A Chill Breeze…

April 27, 2012

As I was driving home from the store last night, I had my car windows down and Ingrid Michaelson on my radio. The song “Die Alone” came on the radio and I began to feel the crisp chilly air whipping through the window. I caught myself breathing it in… big, deep inhales… letting the coolness fill up every corner of my body and slowly releasing it along with all my tension and stress. Had I not been driving I most likely would have closed my eyes and just sat quietly, reveling in the peace that filled me.

I love nights like this. It’s probably why I love fall so much. I love cool breezes. I love the sensation I get when a chilly breeze hits me… the way it seems to pass right through me and chill me to my core. It’s the type of feeling that makes you feel like bundling up in comfy sweaters or cuddling on the couch enveloped in a warm fuzzy blanket. I love feeling as though my oversized sweater and fuzzy blanket are hugging me with warmth. It’s such a friendly, happy feeling to me.

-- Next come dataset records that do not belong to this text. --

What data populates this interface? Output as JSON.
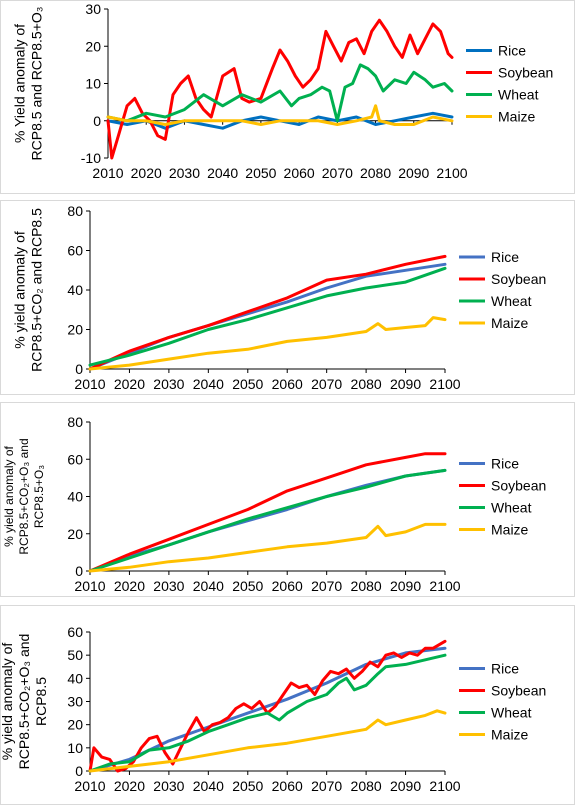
{
  "chart_data": [
    {
      "type": "line",
      "ylabel": "% Yield anomaly of RCP8.5 and RCP8.5+O3",
      "ylim": [
        -10,
        30
      ],
      "yticks": [
        -10,
        0,
        10,
        20,
        30
      ],
      "xlim": [
        2010,
        2100
      ],
      "xticks": [
        2010,
        2020,
        2030,
        2040,
        2050,
        2060,
        2070,
        2080,
        2090,
        2100
      ],
      "grid": false,
      "legend": "right",
      "series": [
        {
          "name": "Rice",
          "color": "#0070C0",
          "x": [
            2010,
            2015,
            2020,
            2025,
            2030,
            2035,
            2040,
            2045,
            2050,
            2055,
            2060,
            2065,
            2070,
            2075,
            2080,
            2085,
            2090,
            2095,
            2100
          ],
          "y": [
            0,
            -1,
            0,
            -2,
            0,
            -1,
            -2,
            0,
            1,
            0,
            -1,
            1,
            0,
            1,
            -1,
            0,
            1,
            2,
            1
          ]
        },
        {
          "name": "Soybean",
          "color": "#FF0000",
          "x": [
            2010,
            2011,
            2013,
            2015,
            2017,
            2019,
            2021,
            2023,
            2025,
            2027,
            2029,
            2031,
            2033,
            2035,
            2037,
            2040,
            2043,
            2045,
            2047,
            2050,
            2053,
            2055,
            2057,
            2059,
            2061,
            2063,
            2065,
            2067,
            2069,
            2071,
            2073,
            2075,
            2077,
            2079,
            2081,
            2083,
            2085,
            2087,
            2089,
            2091,
            2093,
            2095,
            2097,
            2099,
            2100
          ],
          "y": [
            0,
            -10,
            -3,
            4,
            6,
            2,
            0,
            -4,
            -5,
            7,
            10,
            12,
            6,
            3,
            1,
            12,
            14,
            6,
            5,
            6,
            14,
            19,
            16,
            12,
            9,
            11,
            14,
            24,
            20,
            16,
            21,
            22,
            18,
            24,
            27,
            24,
            20,
            17,
            23,
            18,
            22,
            26,
            24,
            18,
            17
          ]
        },
        {
          "name": "Wheat",
          "color": "#00B050",
          "x": [
            2010,
            2015,
            2020,
            2025,
            2030,
            2035,
            2040,
            2045,
            2050,
            2055,
            2058,
            2060,
            2063,
            2066,
            2068,
            2070,
            2072,
            2074,
            2076,
            2078,
            2080,
            2082,
            2085,
            2088,
            2090,
            2093,
            2095,
            2098,
            2100
          ],
          "y": [
            1,
            0,
            2,
            1,
            3,
            7,
            4,
            7,
            5,
            8,
            4,
            6,
            7,
            9,
            8,
            0,
            9,
            10,
            15,
            14,
            12,
            8,
            11,
            10,
            13,
            11,
            9,
            10,
            8
          ]
        },
        {
          "name": "Maize",
          "color": "#FFC000",
          "x": [
            2010,
            2015,
            2020,
            2025,
            2030,
            2035,
            2040,
            2045,
            2050,
            2055,
            2060,
            2065,
            2070,
            2075,
            2079,
            2080,
            2081,
            2085,
            2090,
            2095,
            2100
          ],
          "y": [
            1,
            0,
            0,
            -1,
            0,
            0,
            0,
            0,
            -1,
            0,
            0,
            0,
            -1,
            0,
            1,
            4,
            0,
            -1,
            -1,
            1,
            0
          ]
        }
      ]
    },
    {
      "type": "line",
      "ylabel": "% yield anomaly of RCP8.5+CO2 and RCP8.5",
      "ylim": [
        0,
        80
      ],
      "yticks": [
        0,
        20,
        40,
        60,
        80
      ],
      "xlim": [
        2010,
        2100
      ],
      "xticks": [
        2010,
        2020,
        2030,
        2040,
        2050,
        2060,
        2070,
        2080,
        2090,
        2100
      ],
      "grid": false,
      "legend": "right",
      "series": [
        {
          "name": "Rice",
          "color": "#4472C4",
          "x": [
            2010,
            2020,
            2030,
            2040,
            2050,
            2060,
            2070,
            2080,
            2090,
            2100
          ],
          "y": [
            0,
            8,
            16,
            22,
            28,
            34,
            41,
            47,
            50,
            53
          ]
        },
        {
          "name": "Soybean",
          "color": "#FF0000",
          "x": [
            2010,
            2020,
            2030,
            2040,
            2050,
            2060,
            2070,
            2080,
            2090,
            2100
          ],
          "y": [
            0,
            9,
            16,
            22,
            29,
            36,
            45,
            48,
            53,
            57
          ]
        },
        {
          "name": "Wheat",
          "color": "#00B050",
          "x": [
            2010,
            2020,
            2030,
            2040,
            2050,
            2060,
            2070,
            2080,
            2090,
            2100
          ],
          "y": [
            2,
            7,
            13,
            20,
            25,
            31,
            37,
            41,
            44,
            51
          ]
        },
        {
          "name": "Maize",
          "color": "#FFC000",
          "x": [
            2010,
            2020,
            2030,
            2040,
            2050,
            2060,
            2070,
            2080,
            2083,
            2085,
            2090,
            2095,
            2097,
            2100
          ],
          "y": [
            0,
            2,
            5,
            8,
            10,
            14,
            16,
            19,
            23,
            20,
            21,
            22,
            26,
            25
          ]
        }
      ]
    },
    {
      "type": "line",
      "ylabel": "% yield anomaly of RCP8.5+CO2+O3 and RCP8.5+O3",
      "ylim": [
        0,
        80
      ],
      "yticks": [
        0,
        20,
        40,
        60,
        80
      ],
      "xlim": [
        2010,
        2100
      ],
      "xticks": [
        2010,
        2020,
        2030,
        2040,
        2050,
        2060,
        2070,
        2080,
        2090,
        2100
      ],
      "grid": false,
      "legend": "right",
      "series": [
        {
          "name": "Rice",
          "color": "#4472C4",
          "x": [
            2010,
            2020,
            2030,
            2040,
            2050,
            2060,
            2070,
            2080,
            2090,
            2100
          ],
          "y": [
            0,
            8,
            14,
            21,
            27,
            33,
            40,
            46,
            51,
            54
          ]
        },
        {
          "name": "Soybean",
          "color": "#FF0000",
          "x": [
            2010,
            2020,
            2030,
            2040,
            2050,
            2060,
            2070,
            2080,
            2090,
            2095,
            2100
          ],
          "y": [
            0,
            9,
            17,
            25,
            33,
            43,
            50,
            57,
            61,
            63,
            63
          ]
        },
        {
          "name": "Wheat",
          "color": "#00B050",
          "x": [
            2010,
            2020,
            2030,
            2040,
            2050,
            2060,
            2070,
            2080,
            2090,
            2100
          ],
          "y": [
            0,
            7,
            14,
            21,
            28,
            34,
            40,
            45,
            51,
            54
          ]
        },
        {
          "name": "Maize",
          "color": "#FFC000",
          "x": [
            2010,
            2020,
            2030,
            2040,
            2050,
            2060,
            2070,
            2080,
            2083,
            2085,
            2090,
            2095,
            2100
          ],
          "y": [
            0,
            2,
            5,
            7,
            10,
            13,
            15,
            18,
            24,
            19,
            21,
            25,
            25
          ]
        }
      ]
    },
    {
      "type": "line",
      "ylabel": "% yield anomaly of RCP8.5+CO2+O3 and RCP8.5",
      "ylim": [
        0,
        60
      ],
      "yticks": [
        0,
        10,
        20,
        30,
        40,
        50,
        60
      ],
      "xlim": [
        2010,
        2100
      ],
      "xticks": [
        2010,
        2020,
        2030,
        2040,
        2050,
        2060,
        2070,
        2080,
        2090,
        2100
      ],
      "grid": false,
      "legend": "right",
      "series": [
        {
          "name": "Rice",
          "color": "#4472C4",
          "x": [
            2010,
            2020,
            2030,
            2040,
            2050,
            2060,
            2070,
            2080,
            2090,
            2100
          ],
          "y": [
            0,
            5,
            13,
            19,
            25,
            31,
            38,
            46,
            51,
            53
          ]
        },
        {
          "name": "Soybean",
          "color": "#FF0000",
          "x": [
            2010,
            2011,
            2013,
            2015,
            2017,
            2019,
            2021,
            2023,
            2025,
            2027,
            2029,
            2031,
            2033,
            2035,
            2037,
            2039,
            2041,
            2043,
            2045,
            2047,
            2049,
            2051,
            2053,
            2055,
            2057,
            2059,
            2061,
            2063,
            2065,
            2067,
            2069,
            2071,
            2073,
            2075,
            2077,
            2079,
            2081,
            2083,
            2085,
            2087,
            2089,
            2091,
            2093,
            2095,
            2097,
            2099,
            2100
          ],
          "y": [
            0,
            10,
            6,
            5,
            0,
            1,
            4,
            10,
            14,
            15,
            8,
            3,
            10,
            17,
            23,
            17,
            20,
            21,
            23,
            27,
            29,
            27,
            30,
            25,
            28,
            33,
            38,
            36,
            37,
            33,
            39,
            43,
            42,
            44,
            40,
            43,
            47,
            45,
            50,
            51,
            49,
            51,
            50,
            53,
            53,
            55,
            56
          ]
        },
        {
          "name": "Wheat",
          "color": "#00B050",
          "x": [
            2010,
            2015,
            2020,
            2025,
            2030,
            2035,
            2040,
            2045,
            2050,
            2055,
            2058,
            2060,
            2065,
            2070,
            2073,
            2075,
            2077,
            2080,
            2083,
            2085,
            2090,
            2095,
            2100
          ],
          "y": [
            0,
            3,
            4,
            9,
            10,
            13,
            17,
            20,
            23,
            25,
            22,
            25,
            30,
            33,
            38,
            40,
            35,
            37,
            42,
            45,
            46,
            48,
            50
          ]
        },
        {
          "name": "Maize",
          "color": "#FFC000",
          "x": [
            2010,
            2020,
            2030,
            2040,
            2050,
            2060,
            2070,
            2080,
            2083,
            2085,
            2090,
            2095,
            2098,
            2100
          ],
          "y": [
            0,
            2,
            4,
            7,
            10,
            12,
            15,
            18,
            22,
            20,
            22,
            24,
            26,
            25
          ]
        }
      ]
    }
  ]
}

But the other reason I love the chill breeze it because of the things it reminds me. To be chilled so deeply to have it penetrate me clean through reminds me that I am only human, that I am fragile, and that there are far bigger and greater things at work in the world than me. It cleanses me of my worries (if only for a moment) because I’ve been reminded that there is someone watching out for me. Someone who has a plan for me. Someone who knows what’s best for me. And it helps me to be at peace with my current situation, whatever that may be. It helps me remember that I am loved by someone who knows me much better than I know myself… And that is a comforting thought.

I hope you all are having a Fine Friday and that you have a wonderful weekend! Enjoy yourself and spend some time with those you love!